La primavera estaba en el hortal o ver Japón sin los cerezos en flor, una columna de Patricia Almarcegui

"El primer cerezo con flores lo encontré en Kioto en el barrio de Gion, de camino al templo de Yasuikonpiragu. Fue esperanzador".

Ilustración para columna de mayo de Patricia Almarcegui.
Ilustración para columna de mayo de Patricia Almarcegui. / Raquel Marín

He vuelto a Japón por trabajo. Ha sido mi tercer viaje y esta vez intenté coincidir con los cerezos en flor; pero, claro, ellos florecen cuando quieren y cuando pueden. En 2018 fue diferente, allí estaban y yo no los había buscado. Ahora se retrasaban. Del 21 de marzo pasaron al 23; del 23, al 25; del 25, al 27, y más adelante yo tenía que volver. El viaje es también una cuestión de mirada y surgió (más bien brotó, que diría el espíritu sensitivo y sensorial de Japón) otra forma de mirar. 

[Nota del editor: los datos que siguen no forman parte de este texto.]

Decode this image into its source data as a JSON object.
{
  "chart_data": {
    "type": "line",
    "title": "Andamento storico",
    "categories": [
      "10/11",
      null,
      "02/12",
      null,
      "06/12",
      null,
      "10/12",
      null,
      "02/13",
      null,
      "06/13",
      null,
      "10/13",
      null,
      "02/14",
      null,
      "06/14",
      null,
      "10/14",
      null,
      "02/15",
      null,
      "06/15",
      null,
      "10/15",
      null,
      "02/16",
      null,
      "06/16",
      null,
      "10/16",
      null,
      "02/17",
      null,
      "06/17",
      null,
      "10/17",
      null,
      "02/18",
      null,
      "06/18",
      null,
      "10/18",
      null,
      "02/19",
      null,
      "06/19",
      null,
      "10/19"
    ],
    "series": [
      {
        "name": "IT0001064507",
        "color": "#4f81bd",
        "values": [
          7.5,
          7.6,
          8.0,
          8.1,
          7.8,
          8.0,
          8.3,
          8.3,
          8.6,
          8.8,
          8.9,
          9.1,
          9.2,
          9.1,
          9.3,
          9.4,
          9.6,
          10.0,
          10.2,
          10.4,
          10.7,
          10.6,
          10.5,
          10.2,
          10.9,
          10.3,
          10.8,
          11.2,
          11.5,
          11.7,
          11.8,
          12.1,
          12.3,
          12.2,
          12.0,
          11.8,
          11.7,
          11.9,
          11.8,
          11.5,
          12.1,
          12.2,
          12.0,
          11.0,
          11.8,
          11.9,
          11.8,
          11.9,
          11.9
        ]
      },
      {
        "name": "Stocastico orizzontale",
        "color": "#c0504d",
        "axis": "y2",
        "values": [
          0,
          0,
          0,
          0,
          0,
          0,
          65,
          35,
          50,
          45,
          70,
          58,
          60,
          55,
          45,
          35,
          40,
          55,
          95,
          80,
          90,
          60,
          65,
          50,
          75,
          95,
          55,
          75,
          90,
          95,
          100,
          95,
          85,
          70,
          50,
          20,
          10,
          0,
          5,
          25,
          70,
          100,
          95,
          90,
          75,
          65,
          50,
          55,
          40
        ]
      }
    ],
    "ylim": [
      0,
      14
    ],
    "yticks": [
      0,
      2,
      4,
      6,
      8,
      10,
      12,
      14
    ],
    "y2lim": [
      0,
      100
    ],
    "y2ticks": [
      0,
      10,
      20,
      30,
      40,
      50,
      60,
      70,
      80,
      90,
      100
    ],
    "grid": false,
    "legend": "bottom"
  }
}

El primer cerezo con flores lo encontré en Kioto en el barrio de Gion, de camino al templo de Yasuikonpiragu. Fue esperanzador. Asomaba desde un patio interior y cubría el chaflán de una calle, muy cerca de las callejuelas por las que caminan las maikos (aprendices de geishas) antes de ir a las clases de canto, danza, música y teatro. El segundo y centenario fue en el templo de Kitano Tenmangu. Ni siquiera había brotado y yo escribí en el teléfono, “venir a verlo cuando regrese a Kioto en unos días”. El jardín Korakuen de Okayama seguía hibernando. Sin embargo, al fondo, en la parte dedicada a la primavera, había ciruelos floridos. Saqué mis hojas y releí al escritor Yasunari Kawabata y su discurso del Premio Nobel en 1968: cuando entramos en contacto con las cuatro estaciones es cuando más pensamos en quienes amamos y deseamos compartir con ellos esa felicidad.

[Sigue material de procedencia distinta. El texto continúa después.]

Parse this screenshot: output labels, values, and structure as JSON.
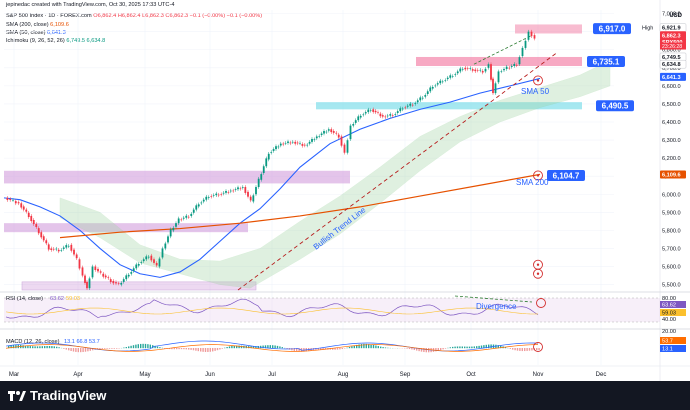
{
  "header": {
    "credit": "jepinedac created with TradingView.com, Oct 30, 2025 17:33 UTC-4",
    "symbol": "S&P 500 Index · 1D · FOREX.com",
    "ohlc": "O6,862.4  H6,862.4  L6,862.3  C6,862.3  −0.1 (−0.00%)  −0.1 (−0.00%)",
    "sma200": "SMA (200, close)",
    "sma200_val": "6,109.6",
    "sma50": "SMA (50, close)",
    "sma50_val": "6,641.3",
    "ichimoku": "Ichimoku (9, 26, 52, 26)",
    "ichimoku_vals": "6,749.5  6,634.8",
    "currency": "USD"
  },
  "price_axis": {
    "labels": [
      "7,000.0",
      "6,900.0",
      "6,800.0",
      "6,700.0",
      "6,600.0",
      "6,500.0",
      "6,400.0",
      "6,300.0",
      "6,200.0",
      "6,100.0",
      "6,000.0",
      "5,900.0",
      "5,800.0",
      "5,700.0",
      "5,600.0",
      "5,500.0"
    ],
    "badges": [
      {
        "text": "6,921.9",
        "color": "#ffffff",
        "text_color": "#131722",
        "prefix": "High"
      },
      {
        "text": "6,862.3",
        "color": "#f23645",
        "text_color": "#ffffff"
      },
      {
        "text": "SPX500",
        "color": "#f23645",
        "text_color": "#ffffff"
      },
      {
        "text": "6,749.5",
        "color": "#ffffff",
        "text_color": "#131722"
      },
      {
        "text": "6,634.8",
        "color": "#ffffff",
        "text_color": "#131722"
      },
      {
        "text": "6,641.3",
        "color": "#2962ff",
        "text_color": "#ffffff"
      },
      {
        "text": "6,109.6",
        "color": "#e65100",
        "text_color": "#ffffff"
      }
    ],
    "countdown": "23:26:28"
  },
  "time_axis": [
    "Mar",
    "Apr",
    "May",
    "Jun",
    "Jul",
    "Aug",
    "Sep",
    "Oct",
    "Nov",
    "Dec"
  ],
  "annotations": {
    "level_6917": "6,917.0",
    "level_6735": "6,735.1",
    "level_6490": "6,490.5",
    "level_6104": "6,104.7",
    "sma50_label": "SMA 50",
    "sma200_label": "SMA 200",
    "trend_label": "Bullish Trend Line",
    "divergence_label": "Divergence"
  },
  "rsi": {
    "title": "RSI (14, close)",
    "val1": "63.62",
    "val2": "59.03",
    "axis": [
      "80.00",
      "40.00"
    ],
    "badges": [
      "63.62",
      "59.03"
    ]
  },
  "macd": {
    "title": "MACD (12, 26, close)",
    "vals": "13.1  66.8  53.7",
    "axis": [
      "20.00"
    ],
    "badges": [
      "53.7",
      "13.1"
    ]
  },
  "footer": {
    "brand": "TradingView"
  },
  "chart_data": {
    "type": "line",
    "title": "",
    "series": [
      {
        "name": "S&P 500 Index",
        "x": [
          "Mar",
          "Apr",
          "May",
          "Jun",
          "Jul",
          "Aug",
          "Sep",
          "Oct",
          "Nov"
        ],
        "values": [
          5900,
          5500,
          5650,
          5950,
          6250,
          6380,
          6500,
          6720,
          6862
        ]
      },
      {
        "name": "SMA (50, close)",
        "x": [
          "Mar",
          "Apr",
          "May",
          "Jun",
          "Jul",
          "Aug",
          "Sep",
          "Oct",
          "Nov"
        ],
        "values": [
          5940,
          5730,
          5550,
          5720,
          6000,
          6230,
          6420,
          6590,
          6641
        ]
      },
      {
        "name": "SMA (200, close)",
        "x": [
          "Mar",
          "Apr",
          "May",
          "Jun",
          "Jul",
          "Aug",
          "Sep",
          "Oct",
          "Nov"
        ],
        "values": [
          5760,
          5800,
          5830,
          5860,
          5900,
          5950,
          6000,
          6060,
          6110
        ]
      }
    ],
    "ylim": [
      5470,
      7020
    ],
    "levels": [
      6917.0,
      6735.1,
      6490.5,
      6104.7
    ]
  }
}
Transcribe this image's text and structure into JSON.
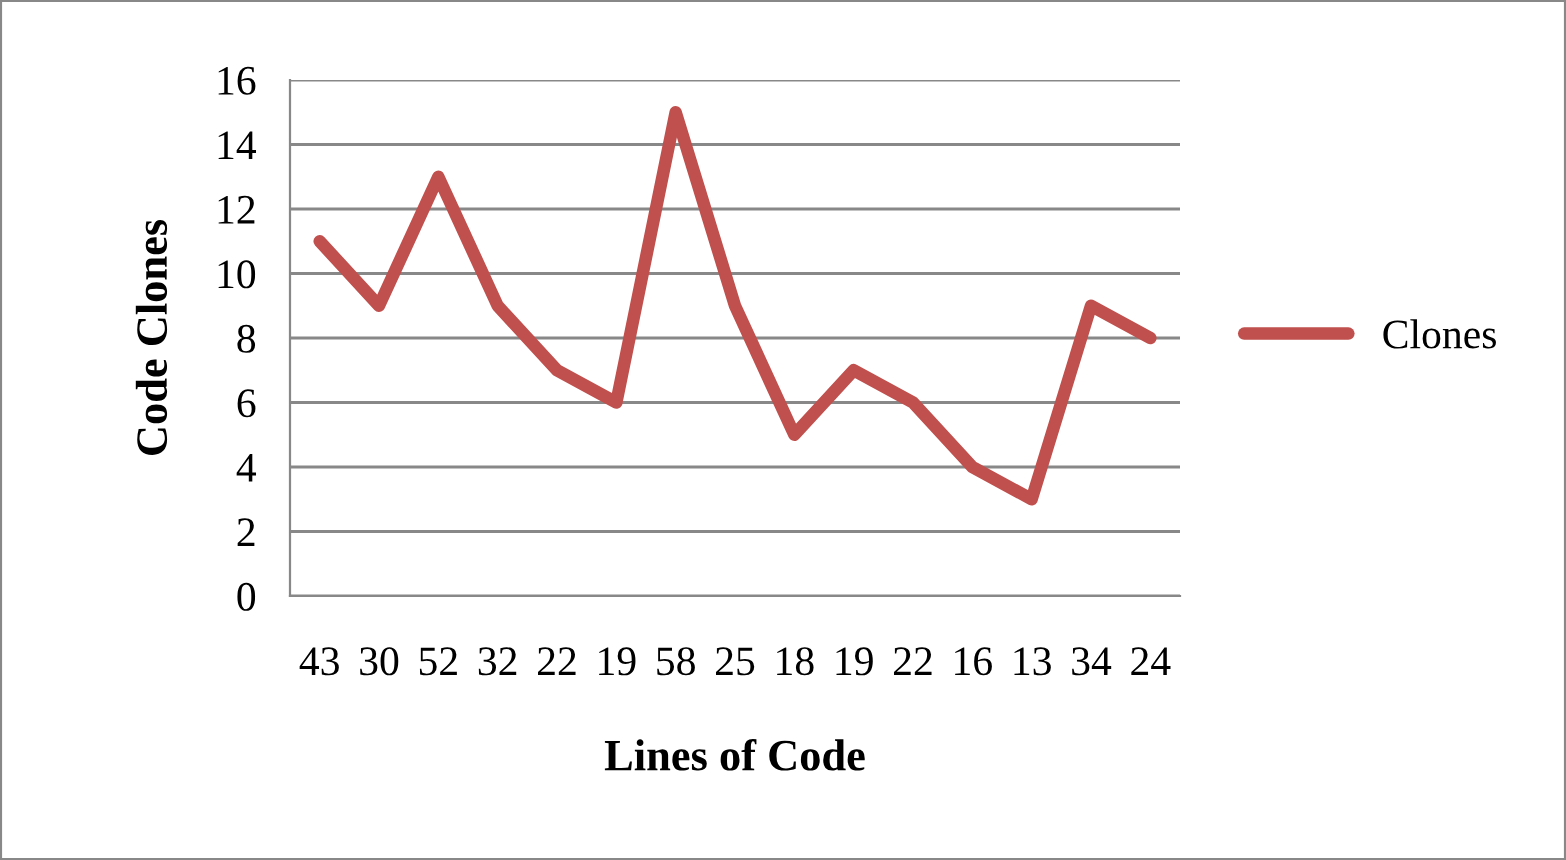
{
  "chart_data": {
    "type": "line",
    "xlabel": "Lines of Code",
    "ylabel": "Code Clones",
    "categories": [
      "43",
      "30",
      "52",
      "32",
      "22",
      "19",
      "58",
      "25",
      "18",
      "19",
      "22",
      "16",
      "13",
      "34",
      "24"
    ],
    "series": [
      {
        "name": "Clones",
        "color": "#c0504d",
        "values": [
          11,
          9,
          13,
          9,
          7,
          6,
          15,
          9,
          5,
          7,
          6,
          4,
          3,
          9,
          8
        ]
      }
    ],
    "ylim": [
      0,
      16
    ],
    "yticks": [
      0,
      2,
      4,
      6,
      8,
      10,
      12,
      14,
      16
    ],
    "grid": "y",
    "legend": "right",
    "marker": "none",
    "line_style": "solid"
  }
}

Vi un cerezo gigante en el exterior del templo Ryoanji y una mujer a mi derecha lloró de emoción

Una garza sobrevoló un ciruelo con flores en Hiroshima y vi dos cerezos enclenques en la isla de Miyajima de camino al templo de Daishoin. El río a su paso por Arashiyama en Kioto estaba lleno de barquitas de paseantes. De bajada del bosque de bambú, me crucé con uno y reconocí en el paisaje el imaginario de los grabados ukiyo-e del siglo XIX.

El Paseo del Filósofo (uno de los sitios míticos para ver la floración) seguía con los cerezos numerados y allí encontré. Yemas, brotes, nudos, pétalos, esfuerzo y violencia. Como dice el filósofo Suzuki Teitarō Daisetsu, el universo y la vida deberían vivirse al igual que a través de las flores de un árbol: siempre a punto de perecer.

Había pasado una semana desde mi llegada y el frío era cada vez mayor. La sakura se retrasaba, aunque a veces daba alguna tregua. Vi un cerezo gigante en el exterior del templo Ryoanji y una mujer a mi derecha lloró de emoción. El centro espiritual del budismo de Japón, Koyasan, estaba nevado y los cerezos eran solo sombras, en Ise, el centro espiritual del sintoísmo del país, no parecían esperarlos. Solo había turismo nacional y miraban y escuchaban los cantos rodados del río Isuzu del Santuario Interior que, aseguran, son deidades o kami. Un grupo esperaba en un pequeño estuario a que llegara la puesta de sol.

Al llegar a Tokio, fui al parque de Ueno. Era sábado y el mercadillo de segunda mano de Ameyoko estaba repleto de gente. Unas idol cantaban en un escenario casi improvisado. Desde el Museo Nacional de Tokio se podía seguir el camino de los 800 cerezos del parque. Y allí estaban por fin. Dos, tres, cuatro cerezos despampanantes, abiertos, casi pornográficos. Se hizo una fila para fotografiarse con ellos. Las ramas caían como sauces hacia el suelo y se prolongaban en las manos de los turistas nacionales e internacionales que las sujetaban en las palmas. Como si, por fin, la floración hubiera llegado. A los cuatro días volví a casa. El almendro estaba en flor y el paraguayo también. La primavera estaba en el hortal y yo casi me la había perdido.